File Structure for the App

sample.env — private environmental server side variables that must be set. Rename to.env and supply your personal project settings. drizzle.config.ts - variables for running dribble schemas and migrations.

/src/

app.d.ts — holds type definitions for lucia and can hold your additional types for other features.

hooks.server.ts — holds a Lucia auth handle function and functions for the logging machanism.

/lib

/_helpers

convertNameToInitials.ts — function for making initials from first and last name of user for the avatar.

/components

/logo — used as the logo throughout the app.

/navigation — navigation menu links used in /routes/+layout.svelte. They change based on whether user is logged in or not.
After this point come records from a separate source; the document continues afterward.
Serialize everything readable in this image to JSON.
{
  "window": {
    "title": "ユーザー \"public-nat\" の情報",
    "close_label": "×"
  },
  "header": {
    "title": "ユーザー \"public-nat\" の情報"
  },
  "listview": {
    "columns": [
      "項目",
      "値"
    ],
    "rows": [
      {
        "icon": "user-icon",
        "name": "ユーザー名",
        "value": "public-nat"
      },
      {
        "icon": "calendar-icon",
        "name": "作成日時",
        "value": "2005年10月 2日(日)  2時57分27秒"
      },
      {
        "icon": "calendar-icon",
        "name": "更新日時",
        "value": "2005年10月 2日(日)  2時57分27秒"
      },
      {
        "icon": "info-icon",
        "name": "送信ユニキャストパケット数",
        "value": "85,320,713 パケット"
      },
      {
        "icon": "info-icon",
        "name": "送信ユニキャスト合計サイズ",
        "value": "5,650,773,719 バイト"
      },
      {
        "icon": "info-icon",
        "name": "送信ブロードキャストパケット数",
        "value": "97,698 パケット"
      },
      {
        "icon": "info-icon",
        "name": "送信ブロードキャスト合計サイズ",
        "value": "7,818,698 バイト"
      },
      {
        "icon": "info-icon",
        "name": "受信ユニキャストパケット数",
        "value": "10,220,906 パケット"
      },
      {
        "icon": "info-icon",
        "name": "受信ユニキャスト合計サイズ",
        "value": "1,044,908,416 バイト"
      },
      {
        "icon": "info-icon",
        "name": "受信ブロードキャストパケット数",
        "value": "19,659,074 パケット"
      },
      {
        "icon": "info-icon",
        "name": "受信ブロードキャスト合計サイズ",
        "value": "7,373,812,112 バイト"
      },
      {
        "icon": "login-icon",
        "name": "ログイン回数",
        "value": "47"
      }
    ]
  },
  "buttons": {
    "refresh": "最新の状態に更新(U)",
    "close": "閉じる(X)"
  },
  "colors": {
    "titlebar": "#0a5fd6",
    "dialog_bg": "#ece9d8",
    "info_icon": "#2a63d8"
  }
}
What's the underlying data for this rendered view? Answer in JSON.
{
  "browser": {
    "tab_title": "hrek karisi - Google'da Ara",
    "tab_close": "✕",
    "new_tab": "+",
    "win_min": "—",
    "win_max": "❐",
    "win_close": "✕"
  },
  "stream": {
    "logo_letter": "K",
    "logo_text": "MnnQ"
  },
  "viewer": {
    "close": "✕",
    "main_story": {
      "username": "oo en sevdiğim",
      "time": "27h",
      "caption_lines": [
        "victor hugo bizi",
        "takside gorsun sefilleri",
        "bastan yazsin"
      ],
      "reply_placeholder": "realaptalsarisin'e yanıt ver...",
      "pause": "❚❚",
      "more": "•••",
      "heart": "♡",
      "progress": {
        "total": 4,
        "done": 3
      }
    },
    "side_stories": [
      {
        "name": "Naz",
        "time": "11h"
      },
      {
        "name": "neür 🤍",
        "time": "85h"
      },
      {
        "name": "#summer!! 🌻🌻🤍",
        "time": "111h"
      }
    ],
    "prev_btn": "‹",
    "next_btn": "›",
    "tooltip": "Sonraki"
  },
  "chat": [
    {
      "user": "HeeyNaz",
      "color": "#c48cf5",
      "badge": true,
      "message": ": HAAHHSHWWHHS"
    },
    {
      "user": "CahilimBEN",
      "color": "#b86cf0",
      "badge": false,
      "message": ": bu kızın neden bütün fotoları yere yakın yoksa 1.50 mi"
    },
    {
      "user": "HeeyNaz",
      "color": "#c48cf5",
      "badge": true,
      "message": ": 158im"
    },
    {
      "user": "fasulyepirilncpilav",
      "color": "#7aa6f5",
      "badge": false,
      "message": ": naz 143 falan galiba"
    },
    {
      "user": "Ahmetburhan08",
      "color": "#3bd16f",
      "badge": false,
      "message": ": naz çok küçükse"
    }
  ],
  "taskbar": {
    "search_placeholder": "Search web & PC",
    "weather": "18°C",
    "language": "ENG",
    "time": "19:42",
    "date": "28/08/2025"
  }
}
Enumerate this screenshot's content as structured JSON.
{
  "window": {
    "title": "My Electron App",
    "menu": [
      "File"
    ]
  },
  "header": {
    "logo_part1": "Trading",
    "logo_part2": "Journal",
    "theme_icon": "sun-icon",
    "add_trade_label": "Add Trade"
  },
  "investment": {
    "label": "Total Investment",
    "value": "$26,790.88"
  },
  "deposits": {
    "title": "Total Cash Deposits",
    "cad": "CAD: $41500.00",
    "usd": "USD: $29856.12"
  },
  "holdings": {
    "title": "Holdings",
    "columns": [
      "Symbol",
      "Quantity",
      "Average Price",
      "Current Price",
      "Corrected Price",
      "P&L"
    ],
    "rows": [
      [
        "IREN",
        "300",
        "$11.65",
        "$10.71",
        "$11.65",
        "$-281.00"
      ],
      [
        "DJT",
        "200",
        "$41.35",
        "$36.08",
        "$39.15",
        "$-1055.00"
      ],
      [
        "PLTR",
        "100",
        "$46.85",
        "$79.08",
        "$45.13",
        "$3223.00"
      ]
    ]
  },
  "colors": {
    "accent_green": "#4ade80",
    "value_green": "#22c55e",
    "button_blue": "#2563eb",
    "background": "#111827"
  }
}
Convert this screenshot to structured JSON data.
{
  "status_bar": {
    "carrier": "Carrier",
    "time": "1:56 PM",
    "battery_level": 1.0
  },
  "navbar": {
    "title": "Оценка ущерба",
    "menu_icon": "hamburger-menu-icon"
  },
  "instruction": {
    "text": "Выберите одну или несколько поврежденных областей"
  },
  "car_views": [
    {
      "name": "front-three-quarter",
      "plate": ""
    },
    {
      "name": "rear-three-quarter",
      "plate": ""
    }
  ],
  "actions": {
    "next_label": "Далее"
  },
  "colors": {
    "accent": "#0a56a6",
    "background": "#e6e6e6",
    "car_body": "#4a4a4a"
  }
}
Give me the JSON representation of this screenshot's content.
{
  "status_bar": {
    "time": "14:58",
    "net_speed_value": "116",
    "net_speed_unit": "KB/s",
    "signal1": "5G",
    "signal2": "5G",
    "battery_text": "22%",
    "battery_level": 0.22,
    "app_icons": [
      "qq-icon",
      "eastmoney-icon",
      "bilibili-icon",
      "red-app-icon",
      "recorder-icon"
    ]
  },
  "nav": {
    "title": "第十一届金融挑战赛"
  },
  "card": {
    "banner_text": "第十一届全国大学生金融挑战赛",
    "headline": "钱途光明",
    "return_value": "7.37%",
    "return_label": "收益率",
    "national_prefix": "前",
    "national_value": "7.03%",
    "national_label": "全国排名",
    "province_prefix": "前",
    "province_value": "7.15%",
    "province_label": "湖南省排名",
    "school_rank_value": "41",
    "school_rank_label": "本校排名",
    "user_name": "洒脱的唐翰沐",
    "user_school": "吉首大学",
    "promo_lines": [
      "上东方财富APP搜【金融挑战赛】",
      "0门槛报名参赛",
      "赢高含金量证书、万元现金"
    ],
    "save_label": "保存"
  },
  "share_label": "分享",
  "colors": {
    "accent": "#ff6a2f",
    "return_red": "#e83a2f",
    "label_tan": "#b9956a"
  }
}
/ui - our shadcn ui components. Contains many components related to that.

/config

constants.ts — all of the public constants that do not need to be hidden server side. I prefer this to naming constants PUBLIC_WHATEVER in the .env file, which is another option. I prefer to keep my .env file with only server side env variables.

email-messages.ts — this is where I keep all of the email messages that need to be sent. It makes it easier in case changes need to be made to the emails that are sent out.

zod-schemas.ts — holds the schema used in zod. This defines how our form data needs to be validated.

/server

email-send.ts — this handles our email sending with AWS SES. It only runs server side to keep your credentials hidden.

lucia.ts- this initializes the lucia-auth package for handling our auth functions. It also holds the extra custom fields we added to the user.

log.ts- special log routine to provide debug info about our app.

/server/database

drizzle-schemas.ts your drizzle schema. The structure for your database tables.

drizzle.ts your drizzle db connection info to connect with your database.

user-model.ts are the functions used to call the database for auth having to do with users.

/server/database/migrations

This is the storage location for your migration files. It is created and maintained automatically by drizzle. Do not manually edit these files!

/routes

+layout.server.ts — gets the user info from lucia-auth if available so we can access it in our app.

+layout.svelte — overall site layout which is inherited by the rest of our app.

+page.svelte-basic info about our app

+error.svelte-error message for problem routes.

/(legal)/terms

Holds our terms and conditions page. Do not use this for your own website as I just used ChatGPT to make this. You should consult a legal professional to develop the terms for your own app.

/(legal)/privacy

Holds our privacy policy page. Do not use this for your own website as I just used ChatGPT to make this. You should consult a legal professional to develop the privacy policy for your own app.

/auth

/password/reset

This holds the password reset form and function to send a password reset email when the user enters there email address,

/password/update-[token]

This allows the user to actually put in the new password, the token comes from the email from the users reset request. Anything in [] is able to be accessed as a parameter in Sveltekit, so [token] can be accessed via (token = event.params.token).

/password/update-[token]/success

This is the message the user sees if there reset was successful.

/profile

This allows the user to update their profile with new information. If they change their email address we also un-verify them and send them an email asking them to reconfirm their email. We also send an email to their old address telling them this change was made with the old and new address so that the data can be reset manually if the users account was hacked.

/sign-in

Page and functions for signing in the user.

/sign-out

Function for signing out the user.

/sign-up

Page and functions for signing up the user.

/verify/email

This page asks user to check there email and verify it.

/verify/email-[token]

This page confirms the email address by verifying the token the user received in his email account.

/verify/resend-email-[email]

This resends the verify email in case the user didn’t receive or lost the email.

/(protected)

This route group is only allowed to be accessed when a user is logged in.

Hopefully you may find some of this code useful for your own project. Please feel free to use it in any project.